Das « Nationale Zentrum für funktionale Rehabilitation und Wiedereingliederung (CNRFR) » befindet sich im « Quartier Grünewald », im äußersten Osten des Kirchbergviertels.
Während die Verkehrsanbindungen an die Infrastrukturen im Norden liegen, befinden sich die Therapie-Räumlichkeiten und die Krankenzimmer in Richtung des ruhigeren Tales.

Die grundsätzliche Orientierung des Rehazenters als Service- und Sportzentrum, vereinfacht die Wiedereingliederung der Patienten in das Alltagsleben in der Gesellschaft.

Der mit Pflanzen und Sträuchern gestaltete Grünbereich, einschließlich desVorplatzes, der Parkplätze und der Fußwege, zwischen der Straße und dem Gebäude, dient als Zwischenzone zwischen dem Krankenhausbereichund dem Anschluss an das Verkehrsnetz.

Die unterschiedlichen Funktionsbereiche des Gebäudes sind auf vier Etagen verteilt, die ein harmonisches Ganzes ergeben, wobei den Vorgaben hinsichtlich guter Zugänglichkeit, Beleuchtung und Verbindung in die Außenbereiche Rechnung getragen wird. Unter funktionalen Gesichtspunkten ist zu unterscheiden zwischen Verbindungswegen, Krankenzimmern und den therapeutischen Appartements, Verwaltung und medizinisch-technischen Einheiten, Therapieräumen, Turnhalle, Balneotherapie mit den Schwimmbecken, Technikräumen und Archiven, dazu kommen zwei Parkplatzebenen im Untergeschoss.

Die Beleuchtung und die natürliche Belüftung der Therapie-Bereiche sind durch die Lage der Innenhöfe gewährleistet.

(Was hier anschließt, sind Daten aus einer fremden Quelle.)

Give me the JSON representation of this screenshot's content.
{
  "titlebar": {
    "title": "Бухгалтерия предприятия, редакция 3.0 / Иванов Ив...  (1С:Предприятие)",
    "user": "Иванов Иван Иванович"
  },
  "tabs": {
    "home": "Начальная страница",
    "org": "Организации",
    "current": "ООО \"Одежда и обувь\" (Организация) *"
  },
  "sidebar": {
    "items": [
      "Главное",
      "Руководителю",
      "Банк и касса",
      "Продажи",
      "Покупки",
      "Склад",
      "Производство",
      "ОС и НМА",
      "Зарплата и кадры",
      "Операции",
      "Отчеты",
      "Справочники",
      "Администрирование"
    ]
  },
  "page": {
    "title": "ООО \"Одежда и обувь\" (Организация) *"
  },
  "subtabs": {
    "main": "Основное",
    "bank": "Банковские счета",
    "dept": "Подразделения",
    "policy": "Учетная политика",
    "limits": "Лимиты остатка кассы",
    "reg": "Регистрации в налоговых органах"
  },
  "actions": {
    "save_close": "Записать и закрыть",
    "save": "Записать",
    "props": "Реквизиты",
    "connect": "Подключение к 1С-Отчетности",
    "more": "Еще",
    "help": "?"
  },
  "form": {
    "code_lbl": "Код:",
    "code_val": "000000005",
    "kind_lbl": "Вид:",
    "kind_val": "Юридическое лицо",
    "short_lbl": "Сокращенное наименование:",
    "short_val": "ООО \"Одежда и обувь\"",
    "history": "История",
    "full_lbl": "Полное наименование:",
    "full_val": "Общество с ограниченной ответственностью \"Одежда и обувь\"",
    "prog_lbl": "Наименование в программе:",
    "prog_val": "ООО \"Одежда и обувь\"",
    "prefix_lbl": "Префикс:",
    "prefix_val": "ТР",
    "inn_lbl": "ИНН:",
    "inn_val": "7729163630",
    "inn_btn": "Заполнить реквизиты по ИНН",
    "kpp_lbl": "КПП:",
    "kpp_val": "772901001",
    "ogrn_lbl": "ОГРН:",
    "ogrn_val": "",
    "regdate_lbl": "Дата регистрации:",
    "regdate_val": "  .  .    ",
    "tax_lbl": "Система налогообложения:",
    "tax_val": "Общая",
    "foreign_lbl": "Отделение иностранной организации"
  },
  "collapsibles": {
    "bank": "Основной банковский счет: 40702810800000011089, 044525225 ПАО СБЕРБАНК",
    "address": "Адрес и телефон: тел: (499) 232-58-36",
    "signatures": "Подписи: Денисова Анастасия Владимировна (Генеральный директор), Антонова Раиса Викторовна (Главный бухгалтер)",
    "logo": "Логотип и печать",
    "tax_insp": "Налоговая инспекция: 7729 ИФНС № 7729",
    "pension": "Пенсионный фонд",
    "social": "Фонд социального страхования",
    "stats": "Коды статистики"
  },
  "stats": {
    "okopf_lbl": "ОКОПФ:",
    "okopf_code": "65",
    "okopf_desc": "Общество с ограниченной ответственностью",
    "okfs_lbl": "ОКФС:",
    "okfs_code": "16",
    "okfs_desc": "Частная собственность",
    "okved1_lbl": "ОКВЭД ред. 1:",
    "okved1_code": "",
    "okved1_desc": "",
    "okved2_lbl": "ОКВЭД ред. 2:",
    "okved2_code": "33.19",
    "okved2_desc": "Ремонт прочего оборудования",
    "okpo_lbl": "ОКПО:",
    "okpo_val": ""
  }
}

Die vertikale Verbindung zwischen den verschiedenen Ebenen wird hauptsächlich durch den verglasten Gang gewährleistet, der die ‚Wirbelsäule’ des Gebäudes bildet.

Die Krankenzimmer wurden in Form von drei ‚Kästen’ konzipiert, die auf der Ebene +1 liegen, oberhalb der Therapie und Medizintechnik-Ebenen. Diese Volumen untergliedern den verglasten Hauptgang.

Die Ebene 0 ist über den Haupteingang auf Straßenniveau erreichbar. Die Halle nimmt eine Schlüsselfunktion bei der räumlichen Aufteilung der öffentlich zugänglichen Bereiche ein; es handelt sich konkret um ein Restaurant mit Küche, einen Kiosk und Konferenzräume.

Es eröffnet sich von diesen Räumlichkeiten aus Blicke auf die Turnhalle und das Schwimmbecken, womit die Kommunikation zwischen Gesunden und Patienten begünstigt wird. Auf der Ebene 0 befinden sich Direktion und Verwaltung, die medizinisch-technischen Einheiten (Diagnostik und Beratungsräume), der Sozialdienst und auch die kognitive und psychologische Neuro-Rehabilitations-Einheit.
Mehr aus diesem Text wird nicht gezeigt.